The project aims to secure 9 to 11 MTPA of long-term SPAs that are built upon the foundations of the seller’s gas reserves and the long-term creditworthiness of buyers necessary to secure project funding. Typical buyers of LNG include major end-users (gas utilities, power companies and large industrial users).
Mozambique will reserve some production capacity to sell on a spot and/or short-term basis as well as for other projects such as Gas to liquids and fertilizer.
Recently Anadarko Petroleum Corporation announced Mozambique LNG1 Company Pte. Ltd., the jointly owned sales entity of the Mozambique Area 1 co-venturers, has entered into a long-term LNG Sale and Purchase Agreement (SPA) with Électricité de France, S.A., (EDF). The off-take agreement calls for the supply of 1.2 million tonnes per annum (MTPA) for a term of 15 years.

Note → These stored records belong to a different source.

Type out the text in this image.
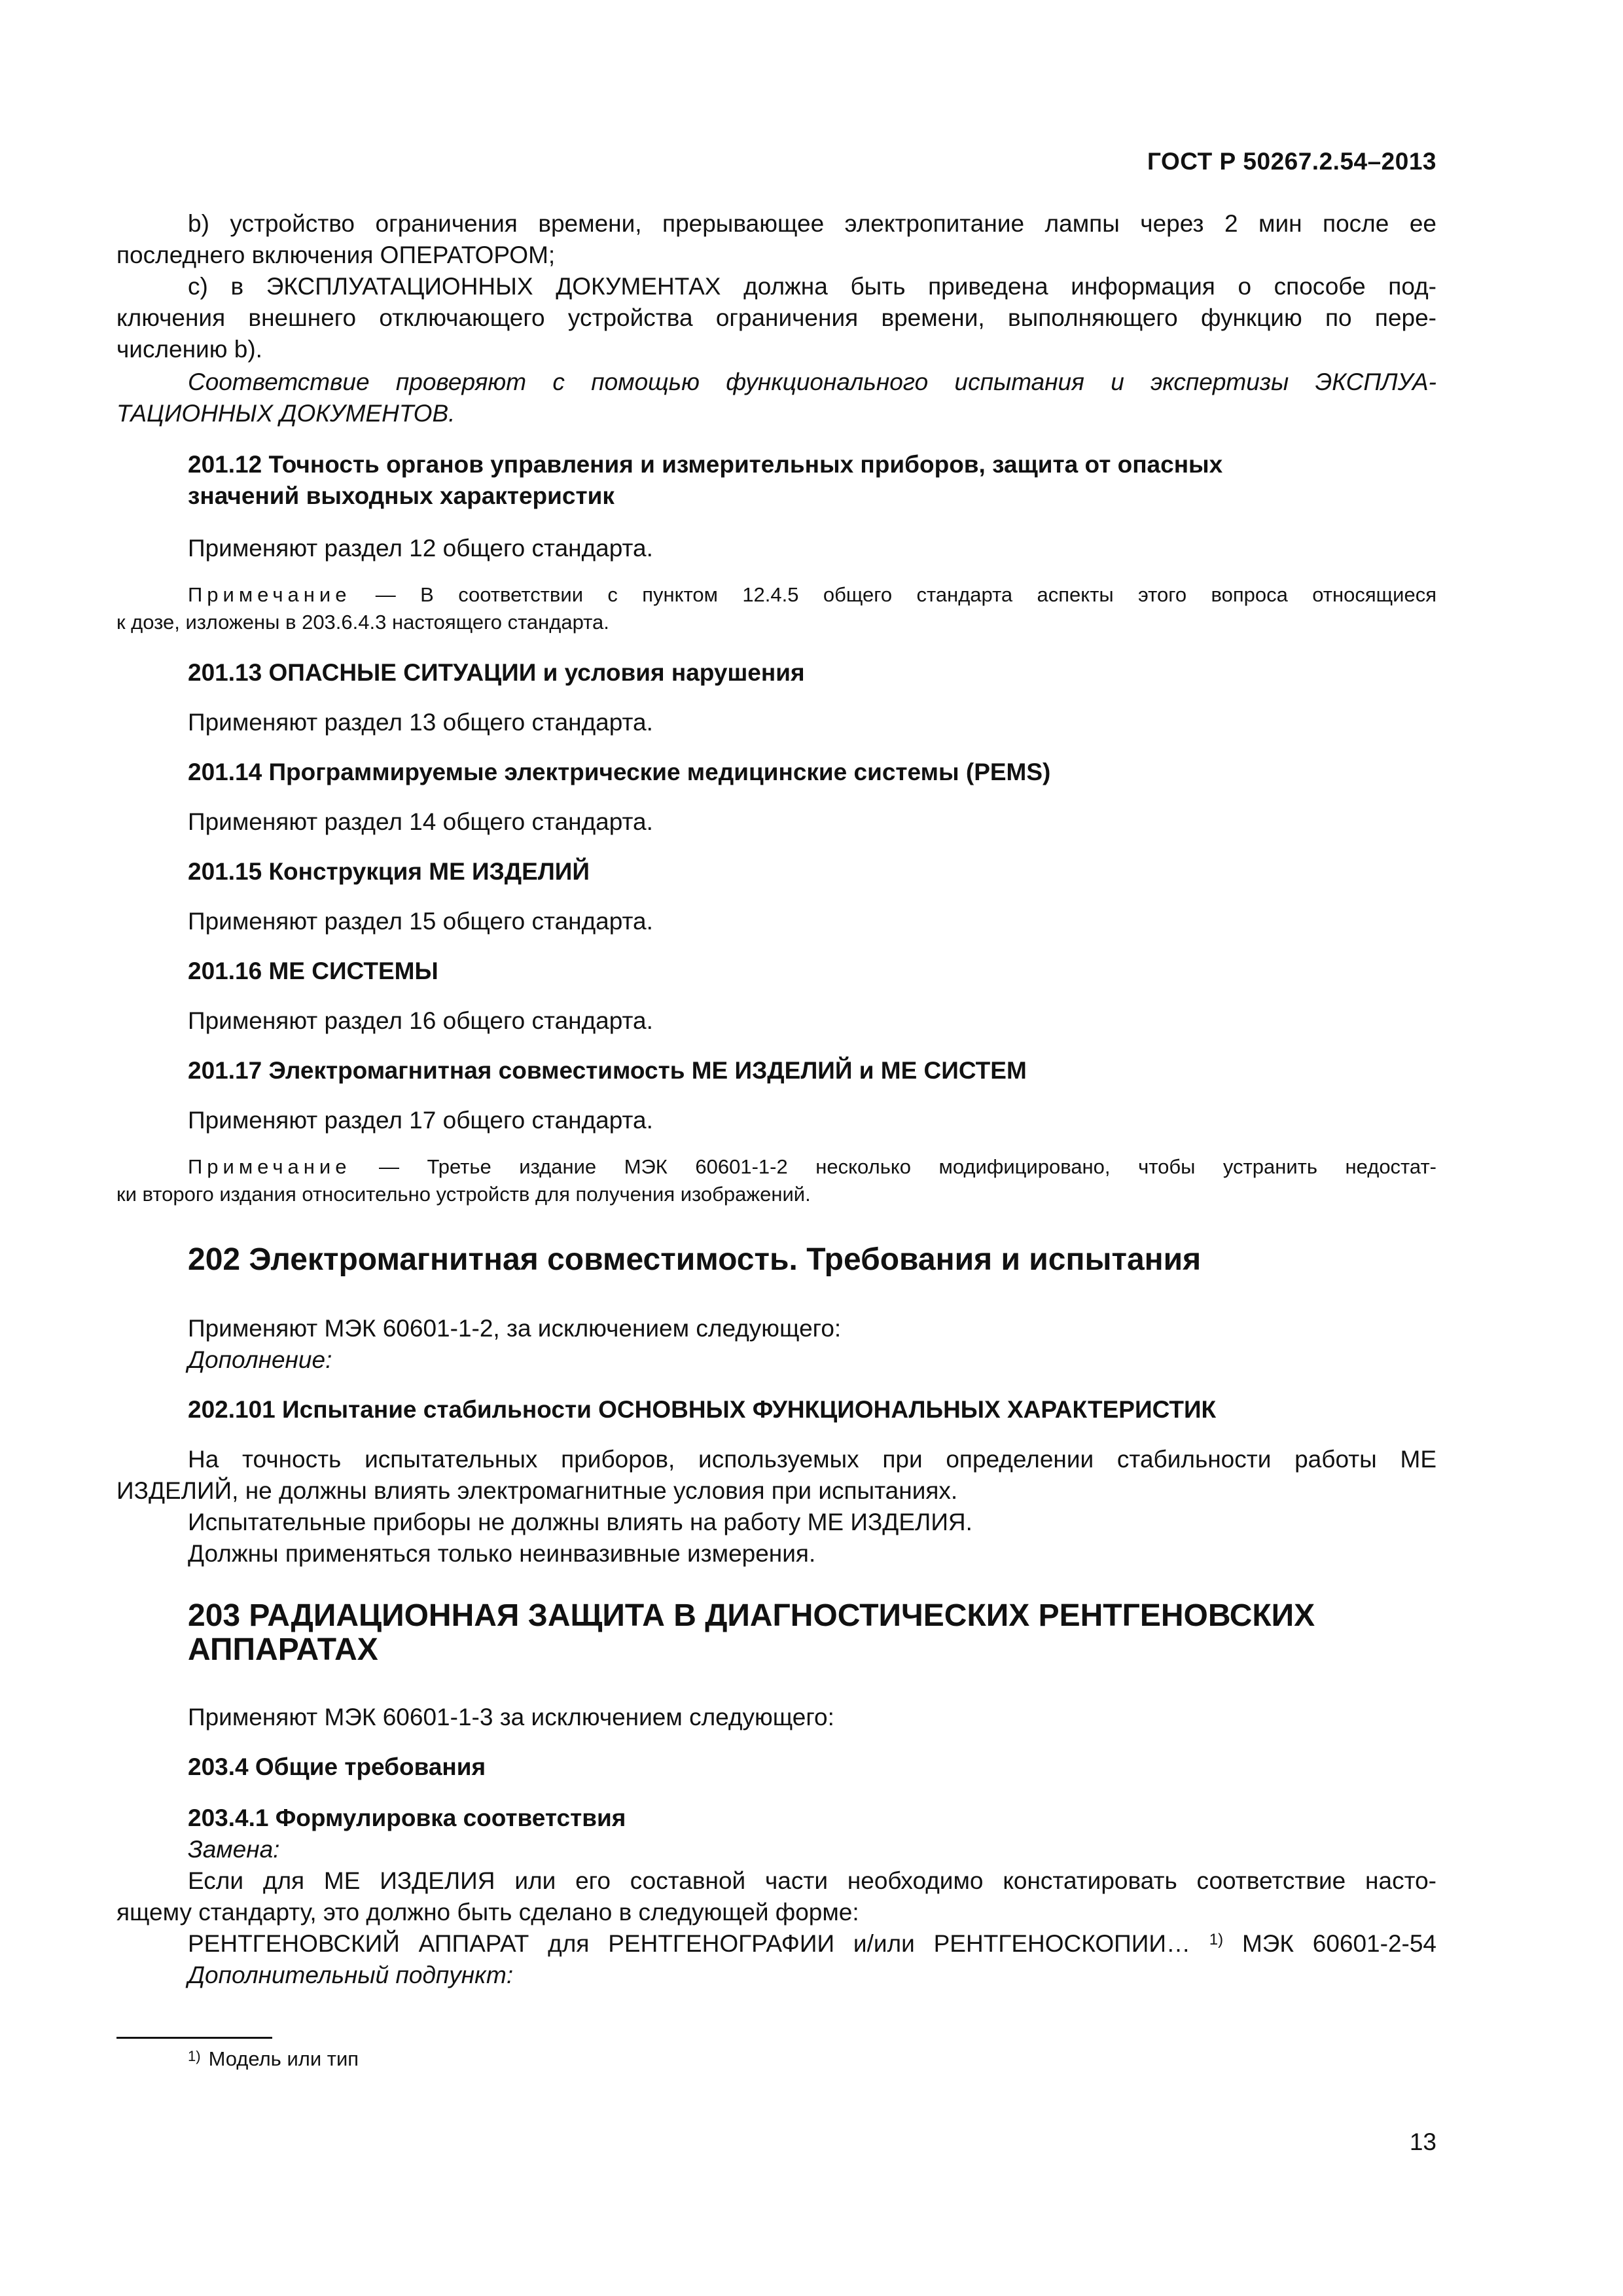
ГОСТ Р 50267.2.54–2013
b) устройство ограничения времени, прерывающее электропитание лампы через 2 мин после ее
последнего включения ОПЕРАТОРОМ;
c) в ЭКСПЛУАТАЦИОННЫХ ДОКУМЕНТАХ должна быть приведена информация о способе под-
ключения внешнего отключающего устройства ограничения времени, выполняющего функцию по пере-
числению b).
Соответствие проверяют с помощью функционального испытания и экспертизы ЭКСПЛУА-
ТАЦИОННЫХ ДОКУМЕНТОВ.
201.12 Точность органов управления и измерительных приборов, защита от опасных
значений выходных характеристик
Применяют раздел 12 общего стандарта.
Примечание — В соответствии с пунктом 12.4.5 общего стандарта аспекты этого вопроса относящиеся
к дозе, изложены в 203.6.4.3 настоящего стандарта.
201.13 ОПАСНЫЕ СИТУАЦИИ и условия нарушения
Применяют раздел 13 общего стандарта.
201.14 Программируемые электрические медицинские системы (PEMS)
Применяют раздел 14 общего стандарта.
201.15 Конструкция МЕ ИЗДЕЛИЙ
Применяют раздел 15 общего стандарта.
201.16 МЕ СИСТЕМЫ
Применяют раздел 16 общего стандарта.
201.17 Электромагнитная совместимость МЕ ИЗДЕЛИЙ и МЕ СИСТЕМ
Применяют раздел 17 общего стандарта.
Примечание — Третье издание МЭК 60601-1-2 несколько модифицировано, чтобы устранить недостат-
ки второго издания относительно устройств для получения изображений.
202 Электромагнитная совместимость. Требования и испытания
Применяют МЭК 60601-1-2, за исключением следующего:
Дополнение:
202.101 Испытание стабильности ОСНОВНЫХ ФУНКЦИОНАЛЬНЫХ ХАРАКТЕРИСТИК
На точность испытательных приборов, используемых при определении стабильности работы МЕ
ИЗДЕЛИЙ, не должны влиять электромагнитные условия при испытаниях.
Испытательные приборы не должны влиять на работу МЕ ИЗДЕЛИЯ.
Должны применяться только неинвазивные измерения.
203 РАДИАЦИОННАЯ ЗАЩИТА В ДИАГНОСТИЧЕСКИХ РЕНТГЕНОВСКИХ
АППАРАТАХ
Применяют МЭК 60601-1-3 за исключением следующего:
203.4 Общие требования
203.4.1 Формулировка соответствия
Замена:
Если для МЕ ИЗДЕЛИЯ или его составной части необходимо констатировать соответствие насто-
ящему стандарту, это должно быть сделано в следующей форме:
РЕНТГЕНОВСКИЙ АППАРАТ для РЕНТГЕНОГРАФИИ и/или РЕНТГЕНОСКОПИИ… $^{1)}$ МЭК 60601-2-54
Дополнительный подпункт:
$^{1)}$ Модель или тип
13
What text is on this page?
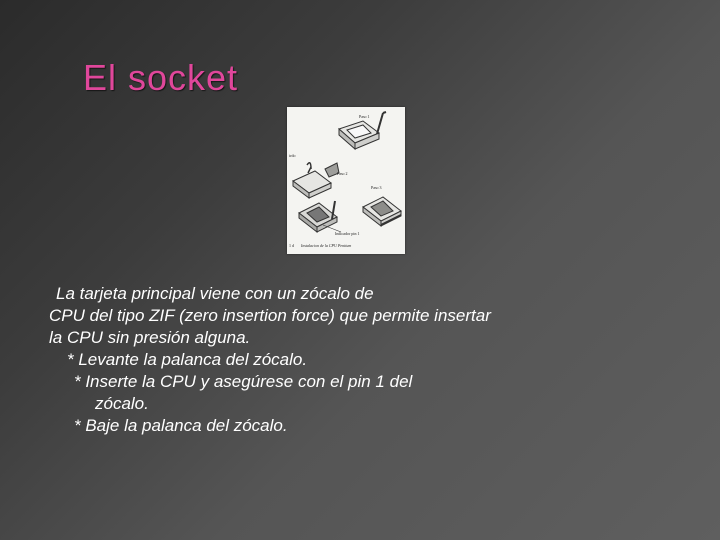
El socket
Paso 1
irdo
Paso 2
Paso 3
Indicador pin 1
1 d Instalacion de la CPU Pentium
La tarjeta principal viene con un zócalo de
CPU del tipo ZIF (zero insertion force) que permite insertar
la CPU sin presión alguna.
* Levante la palanca del zócalo.
* Inserte la CPU y asegúrese con el pin 1 del
zócalo.
* Baje la palanca del zócalo.
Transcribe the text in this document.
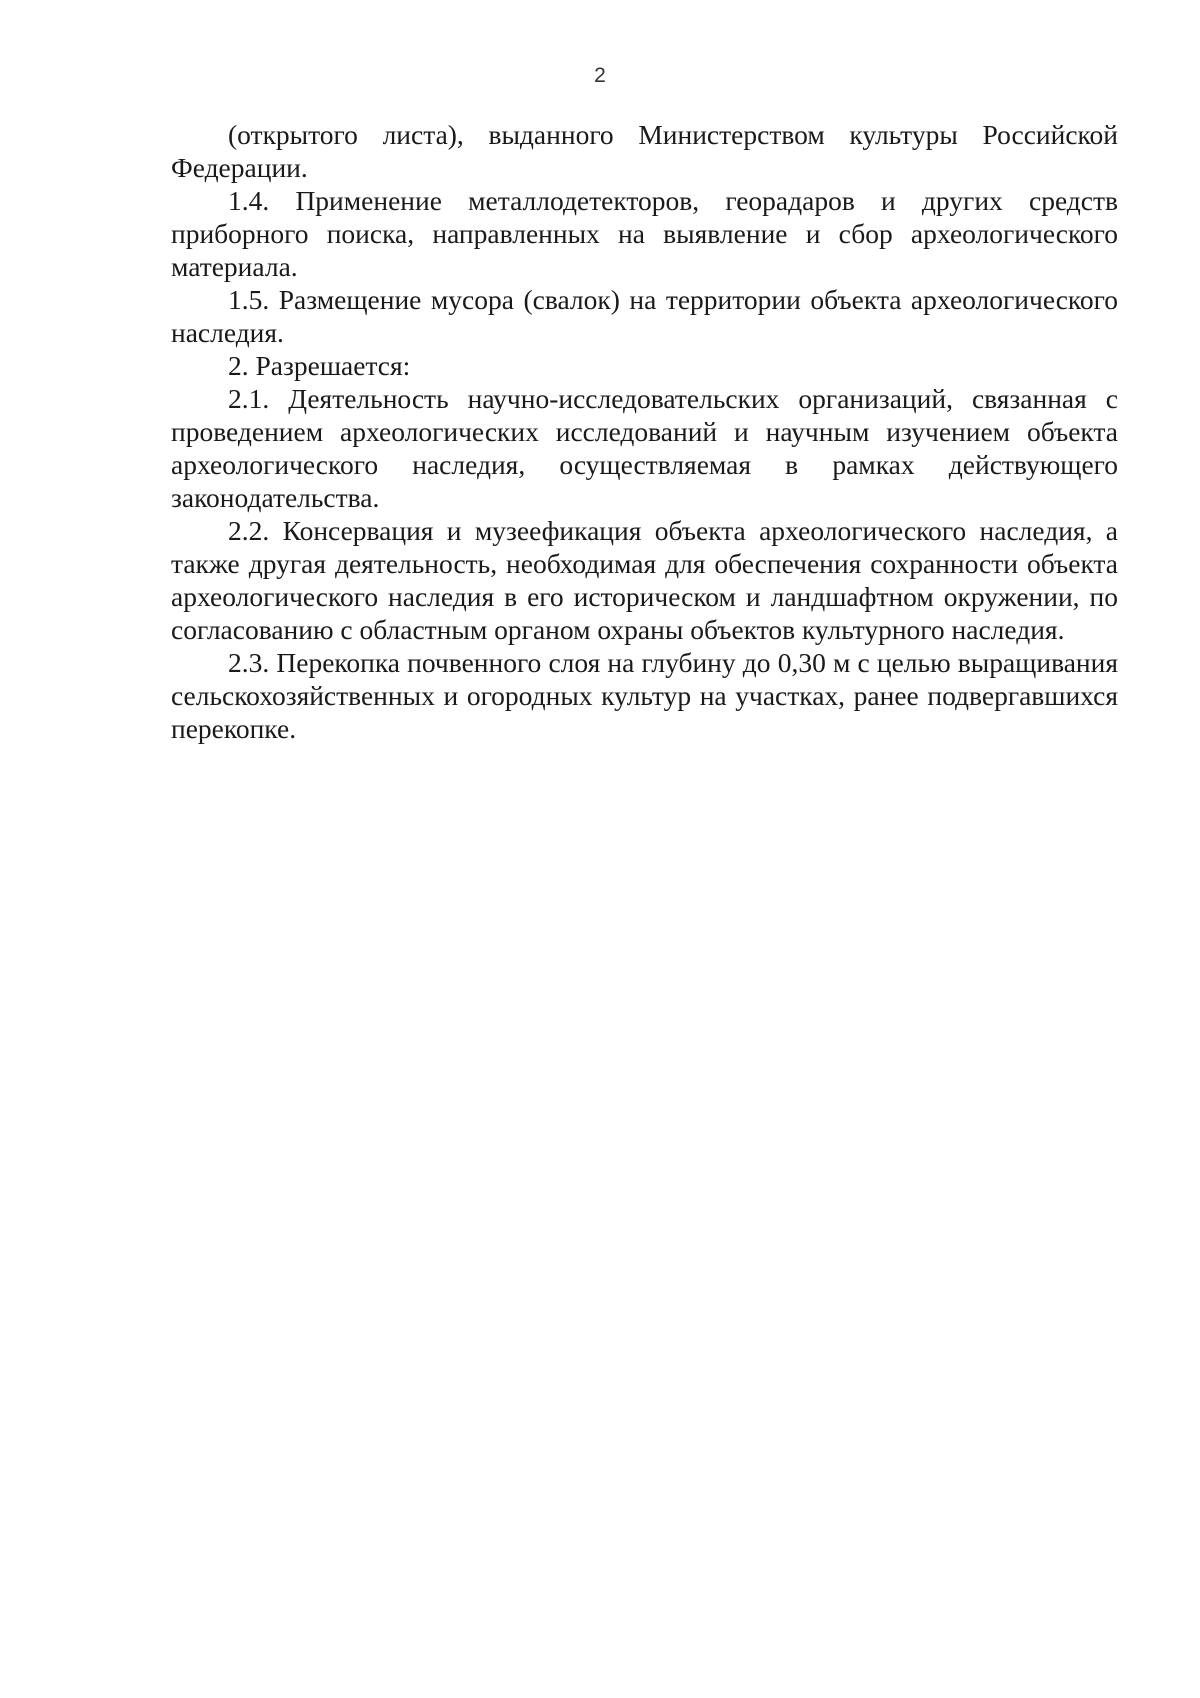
2

(открытого листа), выданного Министерством культуры Российской Федерации.

1.4. Применение металлодетекторов, георадаров и других средств приборного поиска, направленных на выявление и сбор археологического материала.

1.5. Размещение мусора (свалок) на территории объекта археологического наследия.

2. Разрешается:

2.1. Деятельность научно-исследовательских организаций, связанная с проведением археологических исследований и научным изучением объекта археологического наследия, осуществляемая в рамках действующего законодательства.

2.2. Консервация и музеефикация объекта археологического наследия, а также другая деятельность, необходимая для обеспечения сохранности объекта археологического наследия в его историческом и ландшафтном окружении, по согласованию с областным органом охраны объектов культурного наследия.

2.3. Перекопка почвенного слоя на глубину до 0,30 м с целью выращивания сельскохозяйственных и огородных культур на участках, ранее подвергавшихся перекопке.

“EDF is one of the world’s largest electric utilities, and reaching this SPA continues to validate Mozambique LNG’s position as a competitive long-term LNG supplier and as one of the world’s leading greenfield projects,” said Mitch Ingram, Anadarko Executive Vice President, International & Deepwater Operations and Project Management.
“Mozambique LNG is unique in its ability to supply LNG to a variety of geographic locations to serve its customers, and this SPA gives us flexible access to Europe, which is one of our key strategic markets. The EDF sale is included in the portfolio of sales of more than 5 MTPA for which we have agreed key terms, and we continue to advance additional off-take arrangements. We anticipate the future development of Mozambique LNG will open new opportunities for the country and serve as a growth platform for its ongoing development.”
Andrew Seck, vice president of Anadarko’s LNG Marketing and Shipping division also said
“We have multiple ongoing negotiations with a variety of buyers … everyone from Chinese to Indians to Japanese,”
In all, Anadarko has agreed commercial terms including volume and price for 5.1 million tonnes per annum (mtpa) of LNG off-take deals from Mozambique, closing in on the 8.5 mtpa target needed to trigger its final investment decision (FID) on the project, Seck said on the sidelines of an LNG conference in Singapore.
To be noted that the initial two LNG trains projected by Anadarko have the capacity to each produce 6 mtpa, thus the necessity to assure at least 9 to 11 mpta in order to progress to FID.
Deals so far include Anadarko’s an earlier SPA with Thailand’s state-run PTT that is still undergoing government approvals. There is also a preliminary deal with Japanese utility Tohoku Electric.
US oil giant Anadarko is also in negotiations with nine Indian companies to sell the gas it will operate in Mozambique, Bloomberg have reported, citing unidentified but knowledgeable sources.
The companies are Indian Oil, GAIL India and Bharat Petroleum, and are part of the US oil company’s strategy to secure natural gas sales contracts before moving forward with the Final Investment Decision (FID) in Mozambique for gas exploration natural liquid.
These SPAs will guarantee financing for the huge project and take them one step closer to FID, which could still happen in 2018, but most probably will be Q1 2019.